Without an actual discovery, it can be difficult to convince us laypeople that there's really such a thing as "dark matter." It seems to interact with our universe solely through gravity, and no experiment has detected it here on Earth yet. So what if there's an explanation to what's causing the dark matter's using physics that already exists, like Higgs bosons and black holes?
A team of three European physicists has made what could be seen as a controversial statement: "The existence of dark matter might not require physics beyond the standard model." It's still just a hypothesis as the hunt for dark matter continues, but it's an interesting thought to digest.
First, you might be wondering what I'm talking about at all. You only experience regular matter in your day-to-day life - it's what makes up every planet, star, and galaxy. But astronomical observations imply that there's gravity from six times more matter in the universe, stuff we can't see with our eyes or instruments, called dark matter. As of yet, lots of experiments have tried and failed to identify the source of this gravity.
Then there's the Higgs boson, the long-sought particle and associated field that permeates the universe. The Higgs addresses some of the most fundamental questions in particle physics, like why some particles that should be massless actually have mass.
When scientists at CERN in Switzerland announced their discovery of the Higgs boson back in 2012, many theorists were specifically interested in the particles' own mass. Their calculations, combined with the mass of another particle called the top quark, implied that the universe's vacuum wasn't its "ground state," and might exist in a sort-of "metastable state."
Basically, you'd assume that a vacuum is the minimum possible energy a thing can have. But if the universe was in a metastable state, then perhaps there's a lower possible energy state that the vacuum is blocked from accessing.
But during the early universe, things weren't stable. The leading theories suggest that in the split second after the Big Bang, the universe inflated at brain-meltingly fast speed. All this time, the weird behaviour occurring on the quantum mechanical realm of physics, where particles randomly pop into and out of existence, could have been magnified and sealed into the larger-scale structure of the universe.
The physicists behind this new theory performed some mathematical calculations based on how the tiny fluctuations of quantum mechanics would mess with the Higgs boson and its associated field during this inflationary period. Their result was that, eventually, there would be some leftover black holes in places where particles' physical properties were subject to especially large changes. These primordial black holes would offer the extra mass necessary to explain where the dark matter is - it's in these black holes. They might even offer an observable signature on the sky, and prove whether the Higgs field is stable or unstable.

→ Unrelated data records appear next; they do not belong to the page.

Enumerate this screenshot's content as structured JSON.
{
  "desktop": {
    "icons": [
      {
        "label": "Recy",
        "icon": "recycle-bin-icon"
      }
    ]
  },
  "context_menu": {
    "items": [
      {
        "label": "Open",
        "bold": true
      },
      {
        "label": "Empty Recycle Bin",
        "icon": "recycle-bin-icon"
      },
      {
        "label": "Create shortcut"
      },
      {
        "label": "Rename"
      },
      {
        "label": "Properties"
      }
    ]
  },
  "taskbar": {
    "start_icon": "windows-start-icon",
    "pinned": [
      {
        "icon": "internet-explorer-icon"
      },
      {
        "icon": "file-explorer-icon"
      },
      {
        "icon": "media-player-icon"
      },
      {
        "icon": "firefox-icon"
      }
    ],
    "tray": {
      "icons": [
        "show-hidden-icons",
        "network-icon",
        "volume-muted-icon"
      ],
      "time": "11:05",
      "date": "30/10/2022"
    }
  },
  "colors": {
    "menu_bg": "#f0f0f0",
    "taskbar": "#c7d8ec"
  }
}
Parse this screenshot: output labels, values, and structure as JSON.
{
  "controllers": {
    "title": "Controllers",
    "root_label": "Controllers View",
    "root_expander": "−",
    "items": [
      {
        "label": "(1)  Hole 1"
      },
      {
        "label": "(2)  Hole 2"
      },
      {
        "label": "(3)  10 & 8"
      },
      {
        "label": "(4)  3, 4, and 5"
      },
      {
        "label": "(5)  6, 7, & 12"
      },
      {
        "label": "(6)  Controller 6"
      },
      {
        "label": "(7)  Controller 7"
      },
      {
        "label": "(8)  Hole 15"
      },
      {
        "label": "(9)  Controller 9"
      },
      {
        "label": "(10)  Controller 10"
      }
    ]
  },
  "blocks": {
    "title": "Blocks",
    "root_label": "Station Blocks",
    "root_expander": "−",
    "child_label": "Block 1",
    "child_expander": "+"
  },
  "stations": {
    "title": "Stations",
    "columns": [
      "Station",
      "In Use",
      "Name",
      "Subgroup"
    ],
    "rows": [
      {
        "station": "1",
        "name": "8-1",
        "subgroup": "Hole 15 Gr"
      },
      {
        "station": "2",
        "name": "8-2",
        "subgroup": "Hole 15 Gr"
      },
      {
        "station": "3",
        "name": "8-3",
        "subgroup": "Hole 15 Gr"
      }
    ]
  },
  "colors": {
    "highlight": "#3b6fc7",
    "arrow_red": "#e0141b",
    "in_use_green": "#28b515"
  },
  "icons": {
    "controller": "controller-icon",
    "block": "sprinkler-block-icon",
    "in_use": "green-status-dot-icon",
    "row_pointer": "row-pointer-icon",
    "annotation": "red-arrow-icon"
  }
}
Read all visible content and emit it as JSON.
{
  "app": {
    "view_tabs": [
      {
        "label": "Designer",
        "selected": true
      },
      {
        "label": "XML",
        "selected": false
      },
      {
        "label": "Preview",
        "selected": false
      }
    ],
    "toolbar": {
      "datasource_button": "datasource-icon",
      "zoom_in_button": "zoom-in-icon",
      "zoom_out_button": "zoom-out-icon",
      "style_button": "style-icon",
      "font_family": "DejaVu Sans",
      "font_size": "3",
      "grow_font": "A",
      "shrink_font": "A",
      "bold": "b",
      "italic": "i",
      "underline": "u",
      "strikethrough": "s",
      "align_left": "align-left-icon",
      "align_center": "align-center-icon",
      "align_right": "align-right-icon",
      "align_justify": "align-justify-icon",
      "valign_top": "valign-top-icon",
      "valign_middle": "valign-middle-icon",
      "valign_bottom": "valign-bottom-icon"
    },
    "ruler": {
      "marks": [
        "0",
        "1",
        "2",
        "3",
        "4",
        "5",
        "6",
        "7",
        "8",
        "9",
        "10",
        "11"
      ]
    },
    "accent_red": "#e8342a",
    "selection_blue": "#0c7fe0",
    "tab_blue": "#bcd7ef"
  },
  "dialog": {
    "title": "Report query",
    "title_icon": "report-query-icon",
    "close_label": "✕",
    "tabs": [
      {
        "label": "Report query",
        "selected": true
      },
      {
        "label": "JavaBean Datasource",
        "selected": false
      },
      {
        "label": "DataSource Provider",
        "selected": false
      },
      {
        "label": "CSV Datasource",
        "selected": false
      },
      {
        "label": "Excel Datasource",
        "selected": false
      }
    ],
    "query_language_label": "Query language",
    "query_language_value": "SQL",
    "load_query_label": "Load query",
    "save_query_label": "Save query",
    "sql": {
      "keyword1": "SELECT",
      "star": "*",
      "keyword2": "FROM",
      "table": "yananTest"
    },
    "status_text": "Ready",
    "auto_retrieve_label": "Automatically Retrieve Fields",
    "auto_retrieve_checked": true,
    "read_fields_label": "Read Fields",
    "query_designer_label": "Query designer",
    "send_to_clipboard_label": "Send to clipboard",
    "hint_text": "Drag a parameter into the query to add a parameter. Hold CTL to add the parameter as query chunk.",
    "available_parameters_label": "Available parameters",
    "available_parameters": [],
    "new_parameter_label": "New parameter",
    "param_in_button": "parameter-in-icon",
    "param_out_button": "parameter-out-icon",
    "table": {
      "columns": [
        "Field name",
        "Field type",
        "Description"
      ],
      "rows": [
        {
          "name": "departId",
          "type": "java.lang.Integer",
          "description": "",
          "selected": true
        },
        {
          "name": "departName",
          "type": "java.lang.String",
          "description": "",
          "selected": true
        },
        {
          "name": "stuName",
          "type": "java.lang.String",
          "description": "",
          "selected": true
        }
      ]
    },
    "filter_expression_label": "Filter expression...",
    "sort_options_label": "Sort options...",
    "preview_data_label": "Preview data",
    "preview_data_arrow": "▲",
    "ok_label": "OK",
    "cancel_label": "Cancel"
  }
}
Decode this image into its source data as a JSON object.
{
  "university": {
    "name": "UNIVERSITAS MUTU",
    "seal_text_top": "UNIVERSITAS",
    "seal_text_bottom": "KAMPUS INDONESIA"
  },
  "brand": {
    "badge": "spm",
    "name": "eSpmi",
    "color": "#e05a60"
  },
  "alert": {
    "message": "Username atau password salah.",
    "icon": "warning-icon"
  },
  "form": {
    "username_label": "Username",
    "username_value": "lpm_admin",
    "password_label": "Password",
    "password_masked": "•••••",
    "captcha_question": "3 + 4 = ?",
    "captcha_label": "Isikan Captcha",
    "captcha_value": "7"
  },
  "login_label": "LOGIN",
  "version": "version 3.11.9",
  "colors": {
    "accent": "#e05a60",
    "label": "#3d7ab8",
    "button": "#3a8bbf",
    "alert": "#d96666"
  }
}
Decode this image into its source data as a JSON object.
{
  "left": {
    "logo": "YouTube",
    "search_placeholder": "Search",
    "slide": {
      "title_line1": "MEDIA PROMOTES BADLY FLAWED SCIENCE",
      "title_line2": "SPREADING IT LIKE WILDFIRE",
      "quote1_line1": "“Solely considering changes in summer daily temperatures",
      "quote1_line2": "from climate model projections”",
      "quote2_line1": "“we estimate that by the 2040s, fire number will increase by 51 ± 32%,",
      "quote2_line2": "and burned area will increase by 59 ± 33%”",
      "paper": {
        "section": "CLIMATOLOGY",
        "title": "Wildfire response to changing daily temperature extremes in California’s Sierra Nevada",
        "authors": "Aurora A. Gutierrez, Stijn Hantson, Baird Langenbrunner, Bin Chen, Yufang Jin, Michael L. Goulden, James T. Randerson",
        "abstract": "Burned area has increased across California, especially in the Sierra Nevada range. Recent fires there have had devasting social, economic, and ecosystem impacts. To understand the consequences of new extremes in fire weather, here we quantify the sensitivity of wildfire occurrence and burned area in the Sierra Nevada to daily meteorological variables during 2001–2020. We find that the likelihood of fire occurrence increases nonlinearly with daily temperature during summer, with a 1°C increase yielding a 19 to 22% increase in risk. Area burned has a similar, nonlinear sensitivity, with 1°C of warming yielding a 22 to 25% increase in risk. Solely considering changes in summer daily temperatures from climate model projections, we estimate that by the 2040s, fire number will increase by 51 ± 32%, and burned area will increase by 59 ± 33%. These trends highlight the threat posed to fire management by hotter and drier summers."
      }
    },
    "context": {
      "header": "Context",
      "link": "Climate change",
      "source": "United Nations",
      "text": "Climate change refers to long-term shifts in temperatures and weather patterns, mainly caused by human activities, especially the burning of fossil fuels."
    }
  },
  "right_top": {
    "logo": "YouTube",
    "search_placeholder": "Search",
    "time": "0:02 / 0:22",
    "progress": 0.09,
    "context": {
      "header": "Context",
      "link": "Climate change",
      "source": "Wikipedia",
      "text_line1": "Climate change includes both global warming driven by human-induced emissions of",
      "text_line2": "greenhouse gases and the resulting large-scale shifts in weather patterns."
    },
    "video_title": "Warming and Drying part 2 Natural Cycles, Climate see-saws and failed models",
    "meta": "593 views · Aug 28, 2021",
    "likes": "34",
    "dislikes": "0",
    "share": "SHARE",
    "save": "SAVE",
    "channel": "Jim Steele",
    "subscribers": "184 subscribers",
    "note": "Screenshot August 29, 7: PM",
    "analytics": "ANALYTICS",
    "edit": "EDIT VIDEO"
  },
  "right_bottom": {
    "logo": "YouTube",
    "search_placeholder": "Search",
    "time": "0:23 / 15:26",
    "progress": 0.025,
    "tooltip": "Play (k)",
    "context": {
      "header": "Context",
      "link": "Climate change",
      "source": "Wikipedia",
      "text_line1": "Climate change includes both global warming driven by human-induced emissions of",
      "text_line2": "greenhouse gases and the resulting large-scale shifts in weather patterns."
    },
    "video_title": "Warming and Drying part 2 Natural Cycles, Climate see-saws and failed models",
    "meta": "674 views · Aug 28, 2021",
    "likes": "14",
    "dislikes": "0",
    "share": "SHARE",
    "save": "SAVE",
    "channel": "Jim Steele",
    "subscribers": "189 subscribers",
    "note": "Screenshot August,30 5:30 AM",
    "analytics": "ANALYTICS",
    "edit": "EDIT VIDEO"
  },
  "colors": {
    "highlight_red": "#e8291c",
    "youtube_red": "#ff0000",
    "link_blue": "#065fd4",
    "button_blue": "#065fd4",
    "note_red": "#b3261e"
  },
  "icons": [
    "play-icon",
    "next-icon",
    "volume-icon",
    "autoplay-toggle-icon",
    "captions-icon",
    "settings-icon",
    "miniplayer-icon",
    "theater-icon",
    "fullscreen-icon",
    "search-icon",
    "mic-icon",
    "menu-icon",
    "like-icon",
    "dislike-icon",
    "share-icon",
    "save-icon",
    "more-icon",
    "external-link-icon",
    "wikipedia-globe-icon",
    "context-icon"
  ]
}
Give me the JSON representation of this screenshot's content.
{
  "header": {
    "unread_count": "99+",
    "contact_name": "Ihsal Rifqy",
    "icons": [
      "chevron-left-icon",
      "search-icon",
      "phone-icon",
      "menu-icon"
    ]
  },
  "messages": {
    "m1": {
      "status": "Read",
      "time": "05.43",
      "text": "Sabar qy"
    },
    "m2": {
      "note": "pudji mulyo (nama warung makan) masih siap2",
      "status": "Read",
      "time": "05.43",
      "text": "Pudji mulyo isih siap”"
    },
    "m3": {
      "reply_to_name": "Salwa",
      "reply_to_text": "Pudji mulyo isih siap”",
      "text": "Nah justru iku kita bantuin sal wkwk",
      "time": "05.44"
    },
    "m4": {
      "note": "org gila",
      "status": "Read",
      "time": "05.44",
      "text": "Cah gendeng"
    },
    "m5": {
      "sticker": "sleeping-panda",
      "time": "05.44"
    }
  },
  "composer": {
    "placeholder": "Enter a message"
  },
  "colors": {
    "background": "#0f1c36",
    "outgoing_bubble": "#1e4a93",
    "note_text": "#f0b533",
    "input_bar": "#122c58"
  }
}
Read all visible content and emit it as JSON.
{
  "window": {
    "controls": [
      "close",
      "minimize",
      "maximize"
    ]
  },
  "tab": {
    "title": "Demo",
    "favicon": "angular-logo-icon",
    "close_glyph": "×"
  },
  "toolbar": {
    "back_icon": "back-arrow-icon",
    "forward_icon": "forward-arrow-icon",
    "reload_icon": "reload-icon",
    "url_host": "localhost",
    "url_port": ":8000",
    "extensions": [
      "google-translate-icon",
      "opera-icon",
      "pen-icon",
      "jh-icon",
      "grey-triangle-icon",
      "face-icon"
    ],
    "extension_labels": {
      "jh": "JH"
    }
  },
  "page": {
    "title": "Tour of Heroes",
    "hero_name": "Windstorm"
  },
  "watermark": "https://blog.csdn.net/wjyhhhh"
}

Some physics theorists discuss another potential effect of this so-called Higgs vacuum instability - perhaps, one day, the universe could turn into that more-stable state, changing all of the laws of physics and potentially dismantling everything. That will not happen, despite fear-mongering headlines, as even the metastable state would remain stable for far longer than the current universe's age. But perhaps the instability is important.
"If it turns out to be true that the Higgs vacuum instability is the production method for dark matter, then this means this instability would have been a vital part of what was needed for us to exist in the first place," Clara Nellist, particle physicist and science communicator on the ATLAS experiment at CERN, told Gizmodo.
There's been plenty of talk about invoking primordial black holes created in the universe's first instant to explain the presence of dark matter, even though neither has been observed. But this theory would offer a explanation for dark matter without the need for discovering new particles. Indeed, lots of physics experiments, including the Large Hadron Collider, have been hunting for dark matter particles beyond the Standard Model, but haven't found anything yet.
Sabine Hossenfelder, research fellow at the Frankfurt Institute for Advanced Studies, was harsh on the new paper. She said in a tweet that lumping speculations on top of one another decreases, rather than increases, the theory's chance of being correct.
And there's a lot of places this theory could fall apart. It's true that the Standard Model continues to hold up to tests, but it'd be incredibly hard to prove that there is no new physics. Additionally, black holes have widely been ruled out as a potential source of dark matter, said Nellist; proving this theory would require finding the right kind of black holes in the same places where dark matter is expected to be. And further refining measurements of the top quark and Higgs boson masses might prove we actually live in a stable universe. Busting any of these criteria could send the theory out the window.
But our universe is weird, and there are many questions that need answering. Of course it would be nice if those answers didn't require never-before-spotted physics to explain dark matter.